U.S. Reps. Rick Nolan and Tom Emmer (using almost the same language in their news releases) both assure us that for any mining project to proceed it must first go through "a rigorous federal and state environmental approval process." If this is so, isn't that precisely what the Forest Service was already doing? What's the point of curtailing an ongoing review? Let the Forest Service efforts continue.

This seems to be just another attempt by the Trump administration and its allies to curb environmental and public land protection. Add to this; reopened coal leasing on federal land, the drastic downsizing of national monuments in the West, lowering of federal fracking standards, opening of coastal areas to offshore drilling (Florida, home of Mar-a-Lago, excepted), and the purging of 30 percent of U.S. Department of Interior employees. Clearly an alarming pattern is emerging.

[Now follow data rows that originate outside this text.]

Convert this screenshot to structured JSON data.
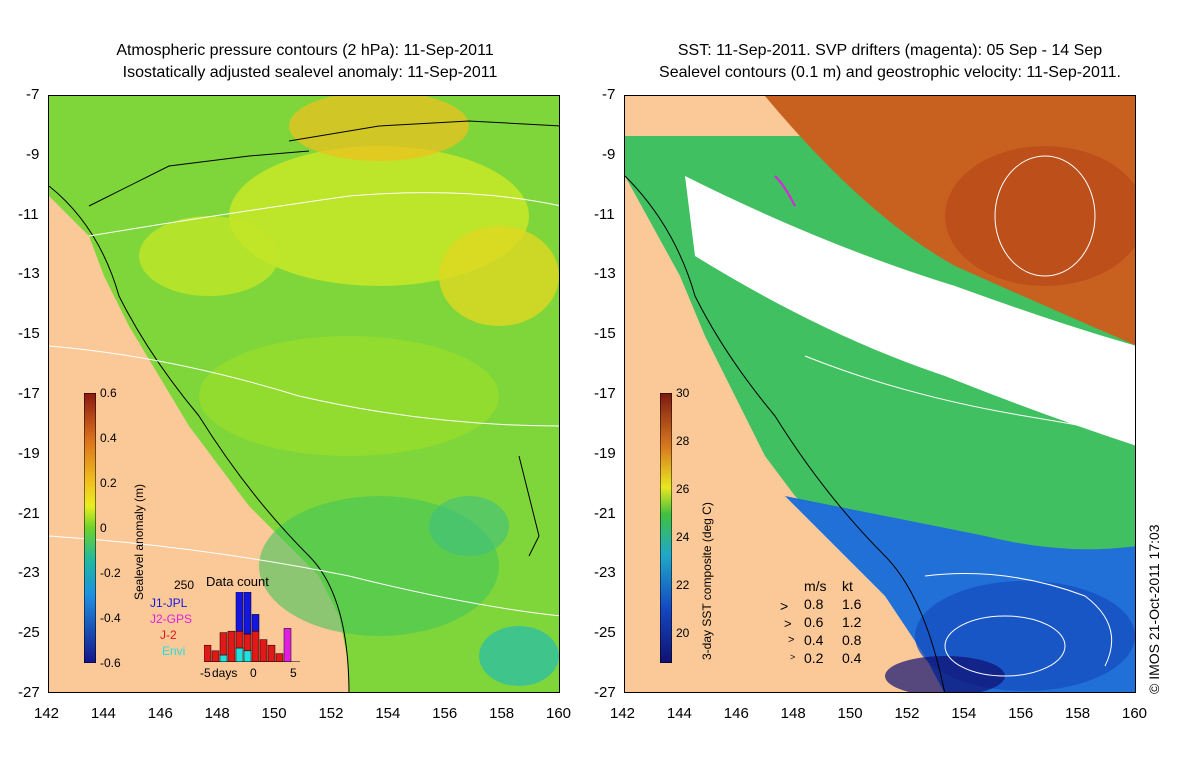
{
  "left": {
    "title_line1": "Atmospheric pressure contours (2 hPa): 11-Sep-2011",
    "title_line2": "Isostatically adjusted sealevel anomaly: 11-Sep-2011",
    "colorbar": {
      "label": "Sealevel anomaly (m)",
      "ticks": [
        "0.6",
        "0.4",
        "0.2",
        "0",
        "-0.2",
        "-0.4",
        "-0.6"
      ],
      "colors": [
        "#8b1a10",
        "#c64a1a",
        "#e98a20",
        "#f2c01e",
        "#e8ee20",
        "#b8e61e",
        "#6fd12a",
        "#2ab84a",
        "#20b8a0",
        "#1e8ee0",
        "#1a50c8",
        "#14148a"
      ]
    },
    "data_count": {
      "title": "Data count",
      "max_label": "250",
      "missions": [
        {
          "name": "J1-JPL",
          "color": "#1515e0"
        },
        {
          "name": "J2-GPS",
          "color": "#e020e0"
        },
        {
          "name": "J-2",
          "color": "#e01818"
        },
        {
          "name": "Envi",
          "color": "#20e0e0"
        }
      ],
      "xaxis_label": "days",
      "xticks": [
        "-5",
        "0",
        "5"
      ],
      "bars": [
        {
          "day": -5,
          "J1": 0,
          "J2": 0,
          "J2b": 60,
          "Envi": 0
        },
        {
          "day": -4,
          "J1": 0,
          "J2": 0,
          "J2b": 40,
          "Envi": 0
        },
        {
          "day": -3,
          "J1": 0,
          "J2": 0,
          "J2b": 80,
          "Envi": 25
        },
        {
          "day": -2,
          "J1": 0,
          "J2": 0,
          "J2b": 110,
          "Envi": 0
        },
        {
          "day": -1,
          "J1": 150,
          "J2": 0,
          "J2b": 60,
          "Envi": 50
        },
        {
          "day": 0,
          "J1": 150,
          "J2": 0,
          "J2b": 60,
          "Envi": 40
        },
        {
          "day": 1,
          "J1": 60,
          "J2": 0,
          "J2b": 110,
          "Envi": 0
        },
        {
          "day": 2,
          "J1": 0,
          "J2": 0,
          "J2b": 80,
          "Envi": 0
        },
        {
          "day": 3,
          "J1": 0,
          "J2": 0,
          "J2b": 60,
          "Envi": 0
        },
        {
          "day": 4,
          "J1": 0,
          "J2": 0,
          "J2b": 30,
          "Envi": 0
        },
        {
          "day": 5,
          "J1": 0,
          "J2": 120,
          "J2b": 0,
          "Envi": 0
        }
      ]
    }
  },
  "right": {
    "title_line1": "SST: 11-Sep-2011. SVP drifters (magenta): 05 Sep - 14 Sep",
    "title_line2": "Sealevel contours (0.1 m) and geostrophic velocity: 11-Sep-2011.",
    "colorbar": {
      "label": "3-day SST composite (deg C)",
      "ticks": [
        "30",
        "28",
        "26",
        "24",
        "22",
        "20"
      ],
      "colors": [
        "#7a1a10",
        "#b8401a",
        "#d87a20",
        "#e8b020",
        "#e8e820",
        "#a8dc28",
        "#40c040",
        "#20b080",
        "#20a8c8",
        "#1a80e0",
        "#1448c0",
        "#101070"
      ]
    },
    "velocity_legend": {
      "headers": [
        "m/s",
        "kt"
      ],
      "rows": [
        {
          "ms": "0.8",
          "kt": "1.6"
        },
        {
          "ms": "0.6",
          "kt": "1.2"
        },
        {
          "ms": "0.4",
          "kt": "0.8"
        },
        {
          "ms": "0.2",
          "kt": "0.4"
        }
      ]
    },
    "copyright": "© IMOS 21-Oct-2011 17:03"
  },
  "axes": {
    "lat_ticks": [
      "-7",
      "-9",
      "-11",
      "-13",
      "-15",
      "-17",
      "-19",
      "-21",
      "-23",
      "-25",
      "-27"
    ],
    "lon_ticks": [
      "142",
      "144",
      "146",
      "148",
      "150",
      "152",
      "154",
      "156",
      "158",
      "160"
    ]
  }
}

Our wilderness treasures need only to be developed, mined and despoiled once. They need to be saved perpetually. It's up to each one of us who love our few remaining wild places to take on the day-in day-out task of protecting them for our future.

JEFF DEAN, Minneapolis

SEXUAL MISCONDUCT

Men who prey on women deserve any and all nasty labels

To the letter writer who doesn't like sexual predators being referred to as cage trolls (Readers Write, Jan. 30), as long as men sexually prey on women and children (and a few men), I will call these guys whatever I wish to call them, whether that be "trolls" or "dirty old men" or something else. They have more than earned these labels.

Calling elderly women "withered old crones" is not OK because they have done nothing but be elderly. But the men being referred to (Harvey Weinstein, etc.) have most certainly done something wrong, and then some. So to attempt to compare the two things is silly.